Carbon-Aware Scheduling
Arda Duyum, Yuvraj Singh Pathania, Brewen Couaran, Taeyong Kwon, Elia Jabbour.
Group 15.
Paper.
Website.
Source code.
A carbon-aware scheduler that shifts batch AI jobs like training and inference to time windows with the cleanest electricity grid, leveraging real-time data from existing databases.
Project Description
Our project aims to reduce the carbon footprint of AI workloads by developing a carbon-aware scheduler for batch processing. AI tasks such as model training, image generation, and offline inference are often resource-intensive but delay-tolerant. By decoupling the submission time from the execution time, we can optimize for environmental impact rather than just speed or cost.
Problem
Standard job schedulers execute tasks immediately upon submission, disregarding the carbon intensity of the local electricity grid. This often results in high-energy jobs running during “dirty” hours when the grid relies heavily on fossil fuels (coal, gas), unnecessarily increasing the carbon emissions of AI development.
Proposed Solution
We are building a scheduler that:
- Monitors Grid Intensity: Uses APIs like ElectricityMaps or WattTime to fetch real-time and forecasted carbon intensity data, or makes use of existing databases for forecasting.

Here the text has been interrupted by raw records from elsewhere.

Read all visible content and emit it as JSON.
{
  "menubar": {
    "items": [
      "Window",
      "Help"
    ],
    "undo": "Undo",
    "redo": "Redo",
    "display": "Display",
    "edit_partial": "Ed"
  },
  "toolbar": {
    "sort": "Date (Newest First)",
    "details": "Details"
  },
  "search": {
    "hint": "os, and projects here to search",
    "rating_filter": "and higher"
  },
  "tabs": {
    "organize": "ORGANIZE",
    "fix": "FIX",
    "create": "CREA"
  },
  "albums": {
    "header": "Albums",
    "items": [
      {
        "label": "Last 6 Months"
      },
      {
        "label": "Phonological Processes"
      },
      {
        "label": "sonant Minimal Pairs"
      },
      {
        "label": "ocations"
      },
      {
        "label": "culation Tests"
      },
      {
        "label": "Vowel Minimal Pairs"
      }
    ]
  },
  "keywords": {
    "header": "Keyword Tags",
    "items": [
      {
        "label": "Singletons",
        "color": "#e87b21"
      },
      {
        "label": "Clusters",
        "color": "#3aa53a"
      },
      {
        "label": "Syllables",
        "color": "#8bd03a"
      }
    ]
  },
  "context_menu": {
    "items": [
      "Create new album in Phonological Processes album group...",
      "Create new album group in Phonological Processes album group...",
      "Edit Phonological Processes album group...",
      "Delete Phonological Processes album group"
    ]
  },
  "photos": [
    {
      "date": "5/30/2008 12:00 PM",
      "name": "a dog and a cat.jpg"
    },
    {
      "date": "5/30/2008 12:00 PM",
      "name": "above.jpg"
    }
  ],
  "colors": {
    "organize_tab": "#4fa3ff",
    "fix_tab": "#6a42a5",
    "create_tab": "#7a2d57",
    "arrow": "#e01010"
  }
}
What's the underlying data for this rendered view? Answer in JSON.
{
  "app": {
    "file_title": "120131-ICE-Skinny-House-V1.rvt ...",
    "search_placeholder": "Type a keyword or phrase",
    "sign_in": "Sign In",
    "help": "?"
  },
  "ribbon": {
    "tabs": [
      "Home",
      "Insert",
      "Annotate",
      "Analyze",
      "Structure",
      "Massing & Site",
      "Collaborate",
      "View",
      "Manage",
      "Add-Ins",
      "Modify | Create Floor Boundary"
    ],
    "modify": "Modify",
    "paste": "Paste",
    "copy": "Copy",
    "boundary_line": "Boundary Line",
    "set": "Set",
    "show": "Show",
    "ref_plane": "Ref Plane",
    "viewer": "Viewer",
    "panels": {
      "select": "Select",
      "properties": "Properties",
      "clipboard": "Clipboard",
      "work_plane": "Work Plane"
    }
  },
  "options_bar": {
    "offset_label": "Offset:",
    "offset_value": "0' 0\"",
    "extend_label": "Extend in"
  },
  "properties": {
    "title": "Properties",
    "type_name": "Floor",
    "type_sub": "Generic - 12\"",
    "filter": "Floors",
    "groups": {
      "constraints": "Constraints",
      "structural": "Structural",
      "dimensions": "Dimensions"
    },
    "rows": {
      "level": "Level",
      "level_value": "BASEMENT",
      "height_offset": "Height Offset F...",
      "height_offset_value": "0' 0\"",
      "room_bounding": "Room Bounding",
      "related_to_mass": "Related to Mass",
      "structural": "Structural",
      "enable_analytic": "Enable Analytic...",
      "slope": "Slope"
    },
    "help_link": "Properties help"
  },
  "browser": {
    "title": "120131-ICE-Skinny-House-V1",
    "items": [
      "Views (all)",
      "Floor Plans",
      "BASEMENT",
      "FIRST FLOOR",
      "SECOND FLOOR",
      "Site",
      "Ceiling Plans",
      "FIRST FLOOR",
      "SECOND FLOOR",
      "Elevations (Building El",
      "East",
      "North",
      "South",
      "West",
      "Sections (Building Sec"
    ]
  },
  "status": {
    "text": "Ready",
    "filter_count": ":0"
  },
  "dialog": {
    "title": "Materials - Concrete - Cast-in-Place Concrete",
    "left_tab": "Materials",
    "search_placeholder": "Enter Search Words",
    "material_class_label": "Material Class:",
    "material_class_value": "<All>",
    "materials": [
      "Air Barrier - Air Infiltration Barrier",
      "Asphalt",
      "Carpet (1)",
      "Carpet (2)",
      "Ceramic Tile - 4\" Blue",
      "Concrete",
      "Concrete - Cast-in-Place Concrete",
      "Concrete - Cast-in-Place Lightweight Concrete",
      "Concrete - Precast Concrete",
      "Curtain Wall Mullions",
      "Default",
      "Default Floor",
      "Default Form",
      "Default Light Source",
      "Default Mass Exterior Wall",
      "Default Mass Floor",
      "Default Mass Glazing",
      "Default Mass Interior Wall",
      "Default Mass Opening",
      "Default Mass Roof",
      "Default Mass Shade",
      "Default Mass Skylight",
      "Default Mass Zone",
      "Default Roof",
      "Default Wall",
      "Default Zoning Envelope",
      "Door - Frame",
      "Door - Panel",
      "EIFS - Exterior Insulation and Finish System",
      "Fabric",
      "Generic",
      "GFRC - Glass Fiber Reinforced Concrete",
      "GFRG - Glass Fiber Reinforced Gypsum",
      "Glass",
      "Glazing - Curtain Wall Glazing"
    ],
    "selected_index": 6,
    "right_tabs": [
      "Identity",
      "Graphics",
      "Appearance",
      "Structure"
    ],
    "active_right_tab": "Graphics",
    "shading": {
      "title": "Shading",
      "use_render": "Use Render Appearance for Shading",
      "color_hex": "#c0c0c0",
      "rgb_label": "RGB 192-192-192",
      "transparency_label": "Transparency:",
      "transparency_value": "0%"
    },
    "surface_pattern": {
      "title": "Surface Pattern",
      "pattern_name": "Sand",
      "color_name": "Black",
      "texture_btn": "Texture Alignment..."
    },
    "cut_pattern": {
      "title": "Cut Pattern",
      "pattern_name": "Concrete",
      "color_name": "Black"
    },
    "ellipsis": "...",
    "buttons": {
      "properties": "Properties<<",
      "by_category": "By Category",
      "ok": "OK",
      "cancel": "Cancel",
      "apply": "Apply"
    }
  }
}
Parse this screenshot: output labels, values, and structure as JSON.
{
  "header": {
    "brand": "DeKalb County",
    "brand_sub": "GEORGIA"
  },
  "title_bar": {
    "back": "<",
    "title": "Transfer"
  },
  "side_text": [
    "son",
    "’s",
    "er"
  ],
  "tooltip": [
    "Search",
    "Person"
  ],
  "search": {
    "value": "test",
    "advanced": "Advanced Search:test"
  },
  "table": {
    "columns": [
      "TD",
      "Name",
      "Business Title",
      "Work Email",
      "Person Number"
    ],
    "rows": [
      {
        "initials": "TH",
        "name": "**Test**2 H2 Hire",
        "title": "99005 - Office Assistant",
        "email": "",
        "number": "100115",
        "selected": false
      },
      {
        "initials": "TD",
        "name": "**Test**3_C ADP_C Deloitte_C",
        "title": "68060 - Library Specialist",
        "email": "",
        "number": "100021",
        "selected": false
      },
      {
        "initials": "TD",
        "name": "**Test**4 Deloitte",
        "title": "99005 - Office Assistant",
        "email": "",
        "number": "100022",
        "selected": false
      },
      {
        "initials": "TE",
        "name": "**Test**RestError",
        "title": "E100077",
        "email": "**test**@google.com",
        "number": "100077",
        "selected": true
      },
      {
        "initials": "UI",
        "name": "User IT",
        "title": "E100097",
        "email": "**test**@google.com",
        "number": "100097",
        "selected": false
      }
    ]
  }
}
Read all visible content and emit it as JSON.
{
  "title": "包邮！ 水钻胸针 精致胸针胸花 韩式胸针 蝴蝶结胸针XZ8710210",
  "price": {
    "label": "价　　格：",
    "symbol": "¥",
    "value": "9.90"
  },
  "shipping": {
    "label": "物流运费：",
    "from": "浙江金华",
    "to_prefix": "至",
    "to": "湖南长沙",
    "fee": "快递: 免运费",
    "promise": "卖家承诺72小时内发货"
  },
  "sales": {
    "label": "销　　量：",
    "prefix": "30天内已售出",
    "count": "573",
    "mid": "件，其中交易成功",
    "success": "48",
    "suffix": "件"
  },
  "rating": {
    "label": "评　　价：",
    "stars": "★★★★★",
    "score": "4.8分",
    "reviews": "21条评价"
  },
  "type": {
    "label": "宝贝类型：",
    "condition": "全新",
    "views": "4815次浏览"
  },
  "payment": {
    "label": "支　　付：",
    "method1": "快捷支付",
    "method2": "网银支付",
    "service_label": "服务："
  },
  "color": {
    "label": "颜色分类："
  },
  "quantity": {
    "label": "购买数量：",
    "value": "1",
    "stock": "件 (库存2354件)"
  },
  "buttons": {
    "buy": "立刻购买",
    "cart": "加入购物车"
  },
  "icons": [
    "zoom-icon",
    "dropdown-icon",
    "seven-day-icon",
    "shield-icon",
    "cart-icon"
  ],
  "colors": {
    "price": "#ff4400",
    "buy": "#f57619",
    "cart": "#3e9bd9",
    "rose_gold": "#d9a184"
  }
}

- Optimizes Scheduling: Maps the training server’s location to grid data and identifies “clean energy windows.”
- Shifts Workloads: Automatically pauses or delays batch AI jobs until the grid carbon intensity drops below a user-defined threshold.
By shifting these workloads to times when renewable energy (wind, solar) availability is high, we aim to significantly lower the operational carbon emissions of AI pipelines without requiring changes to the model architecture itself.